Er hatte die Einfahrt erreicht und betrachtete kurz die nackten Obstbäume im Vorgarten, wie sie kahl dem Winter trotzten. Er beutelte sich den Schnee von den Kleidern und holte tief Luft, dann klopfte er entschlossen an die Tür. Schritte waren zu hören, sie wurden lauter und eine Tür zum Vorraum ging auf. Im Schloss drehte sich klackend ein Schlüssel. Jemand drückte die Klinke nach unten und die Tür öffnete sich. Durch den immer größer werdenden Spalt erkannte Roland seinen Vater. Die Blicke trafen sich. Niemand sprach.
Der Hausherr wirkte zutiefst überrascht. Ihm fehlten die Worte. Einen Moment lang sahen die beiden sich nur an. Roland war überwältigt von der Freude, endlich seinen Vater wieder zu sehen.

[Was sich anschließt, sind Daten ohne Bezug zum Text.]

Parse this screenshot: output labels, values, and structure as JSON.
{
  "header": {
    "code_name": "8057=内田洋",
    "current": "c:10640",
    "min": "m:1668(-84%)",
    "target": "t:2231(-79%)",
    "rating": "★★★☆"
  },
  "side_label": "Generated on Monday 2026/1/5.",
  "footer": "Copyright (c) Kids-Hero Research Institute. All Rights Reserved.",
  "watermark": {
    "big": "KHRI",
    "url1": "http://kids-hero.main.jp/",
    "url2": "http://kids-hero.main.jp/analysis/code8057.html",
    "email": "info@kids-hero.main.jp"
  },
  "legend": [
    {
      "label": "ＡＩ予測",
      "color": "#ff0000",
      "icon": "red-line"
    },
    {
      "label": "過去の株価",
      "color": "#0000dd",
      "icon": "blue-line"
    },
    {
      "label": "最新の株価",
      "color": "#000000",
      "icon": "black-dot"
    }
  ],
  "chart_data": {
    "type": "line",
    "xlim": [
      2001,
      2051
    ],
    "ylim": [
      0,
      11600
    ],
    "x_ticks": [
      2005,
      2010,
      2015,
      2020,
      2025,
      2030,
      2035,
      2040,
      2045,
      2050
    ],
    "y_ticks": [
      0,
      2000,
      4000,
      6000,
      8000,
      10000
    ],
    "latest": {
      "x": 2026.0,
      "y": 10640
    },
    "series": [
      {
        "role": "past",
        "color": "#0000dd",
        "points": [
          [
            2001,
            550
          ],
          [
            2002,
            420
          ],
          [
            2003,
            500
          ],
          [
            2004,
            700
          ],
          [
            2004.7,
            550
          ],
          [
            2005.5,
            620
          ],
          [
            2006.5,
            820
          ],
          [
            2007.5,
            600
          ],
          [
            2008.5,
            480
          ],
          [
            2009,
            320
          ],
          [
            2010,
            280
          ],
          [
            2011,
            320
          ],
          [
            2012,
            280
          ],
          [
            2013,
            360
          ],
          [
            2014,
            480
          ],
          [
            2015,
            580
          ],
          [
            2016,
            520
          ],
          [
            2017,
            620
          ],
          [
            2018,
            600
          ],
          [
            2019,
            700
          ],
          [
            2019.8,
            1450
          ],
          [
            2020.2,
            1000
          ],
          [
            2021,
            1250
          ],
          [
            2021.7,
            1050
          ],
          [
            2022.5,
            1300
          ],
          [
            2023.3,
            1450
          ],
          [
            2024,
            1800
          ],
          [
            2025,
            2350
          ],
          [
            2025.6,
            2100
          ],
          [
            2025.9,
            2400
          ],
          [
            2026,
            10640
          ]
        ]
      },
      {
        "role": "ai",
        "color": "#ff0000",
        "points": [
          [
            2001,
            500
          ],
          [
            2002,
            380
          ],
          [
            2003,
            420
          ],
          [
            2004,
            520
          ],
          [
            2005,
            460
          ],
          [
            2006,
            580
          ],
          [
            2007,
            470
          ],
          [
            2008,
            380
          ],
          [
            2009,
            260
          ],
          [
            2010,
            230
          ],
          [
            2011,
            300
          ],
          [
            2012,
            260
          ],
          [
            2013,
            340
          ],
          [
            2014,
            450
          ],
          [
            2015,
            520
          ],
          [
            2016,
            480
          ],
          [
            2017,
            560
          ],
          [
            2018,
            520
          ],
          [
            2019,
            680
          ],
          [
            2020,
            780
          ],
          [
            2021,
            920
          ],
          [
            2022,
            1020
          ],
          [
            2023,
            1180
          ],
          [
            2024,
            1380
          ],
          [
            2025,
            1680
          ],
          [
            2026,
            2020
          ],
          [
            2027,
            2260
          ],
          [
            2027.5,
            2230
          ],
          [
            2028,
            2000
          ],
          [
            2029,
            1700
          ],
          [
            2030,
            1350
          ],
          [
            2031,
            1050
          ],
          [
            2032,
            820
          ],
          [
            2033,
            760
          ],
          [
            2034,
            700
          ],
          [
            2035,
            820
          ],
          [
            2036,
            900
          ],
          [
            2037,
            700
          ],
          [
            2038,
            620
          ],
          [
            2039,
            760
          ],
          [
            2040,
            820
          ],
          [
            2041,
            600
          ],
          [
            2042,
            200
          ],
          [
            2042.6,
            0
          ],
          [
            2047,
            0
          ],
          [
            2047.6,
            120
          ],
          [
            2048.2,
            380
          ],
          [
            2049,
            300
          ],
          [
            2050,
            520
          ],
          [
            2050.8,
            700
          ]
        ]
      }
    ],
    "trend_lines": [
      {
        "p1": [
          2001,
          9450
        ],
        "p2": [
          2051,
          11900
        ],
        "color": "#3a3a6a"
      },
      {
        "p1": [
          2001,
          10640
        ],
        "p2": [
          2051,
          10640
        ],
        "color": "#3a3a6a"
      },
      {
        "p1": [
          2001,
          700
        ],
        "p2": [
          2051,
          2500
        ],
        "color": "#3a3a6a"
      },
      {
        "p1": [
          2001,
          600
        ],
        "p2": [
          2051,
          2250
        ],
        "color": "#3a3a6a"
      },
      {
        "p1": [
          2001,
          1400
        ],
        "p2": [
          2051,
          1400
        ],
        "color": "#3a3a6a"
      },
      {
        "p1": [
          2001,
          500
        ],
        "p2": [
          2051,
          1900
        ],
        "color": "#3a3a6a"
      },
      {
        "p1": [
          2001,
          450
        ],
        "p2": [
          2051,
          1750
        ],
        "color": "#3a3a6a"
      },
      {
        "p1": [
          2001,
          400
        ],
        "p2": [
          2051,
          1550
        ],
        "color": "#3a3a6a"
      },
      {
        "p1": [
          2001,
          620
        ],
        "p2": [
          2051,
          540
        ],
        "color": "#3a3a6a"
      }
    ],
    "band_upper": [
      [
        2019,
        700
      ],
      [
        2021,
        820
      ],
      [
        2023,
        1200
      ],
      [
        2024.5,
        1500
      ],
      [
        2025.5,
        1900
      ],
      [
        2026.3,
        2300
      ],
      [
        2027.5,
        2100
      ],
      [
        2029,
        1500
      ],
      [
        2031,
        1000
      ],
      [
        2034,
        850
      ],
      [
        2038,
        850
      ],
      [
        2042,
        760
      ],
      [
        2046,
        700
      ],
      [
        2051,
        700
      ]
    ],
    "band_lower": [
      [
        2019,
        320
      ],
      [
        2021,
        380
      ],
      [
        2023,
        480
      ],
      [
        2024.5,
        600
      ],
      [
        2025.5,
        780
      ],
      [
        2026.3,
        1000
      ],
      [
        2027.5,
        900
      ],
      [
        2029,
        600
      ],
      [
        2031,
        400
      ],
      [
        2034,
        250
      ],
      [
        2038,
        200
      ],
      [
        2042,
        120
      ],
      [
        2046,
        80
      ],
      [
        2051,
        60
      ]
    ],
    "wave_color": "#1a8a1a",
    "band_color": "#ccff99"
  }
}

Er schloss ihn in die Arme und in diesem Moment wurde ihm klar, dass er wieder zuhause war.
Als er in die warme Stube eintrat, schallten ihm sofort die begeisterten Zurufe seiner drei Geschwister entgegen. Alle stürmten sie auf ihn zu und umarmten ihn voller Freude. Auch seine Mutter kam schnellen Schrittes in die Stube gerannt und nahm ihren ältesten Sohn herzlich in die Arme.
Roland hatte keine Sekunde Zeit durchzuatmen, da er von sämtlichen Seiten mit Fragen durchlöchert wurde. Alle wollten sie wissen, was er erlebt hatte und wie es ihm ergangen war. Er war müde und erschöpft von der langen Reise, aber dennoch gab er gerne Auskunft und er genoss es sehr, wieder in seinem vertrauten Umfeld zu sein. Nur noch eines fehlte ihm und das war Lilli. Sie wollte er gleich am nächsten Tag aufsuchen.
Rolands kleinste Schwester, Sophie, ließ an diesem Tag gar nicht mehr von ihrem großen Bruder ab. Mit ihren fünf Jahren war sie das Küken der Familie. Sie sauste den ganzen restlichen Tag wie wild im Haus umher und erzählte Roland, was sie alles erlebt und gelernt hatte, während er fort gewesen war. Auch sein Bruder, für den Roland immer ein Vorbild gewesen war, löcherte ihn mit Fragen, während seine Mutter das Abendessen auftischte.
Mit großem Genuss verschlang der heimgekehrte Sohn das köstliche Abendmahl. Nicht nur die vertrauten Geschmäcker, auch das familiäre Umfeld, das ihn umgab, steigerten seinen Appetit auf ein lange nicht mehr gekanntes Maß. Es dauerte noch sehr lange an diesem Abend, bis er zur Ruhe kam und den langen und ereignisreichen Tag verarbeitet hatte. Mit einem Lächeln auf den Lippen schlief er schließlich ein.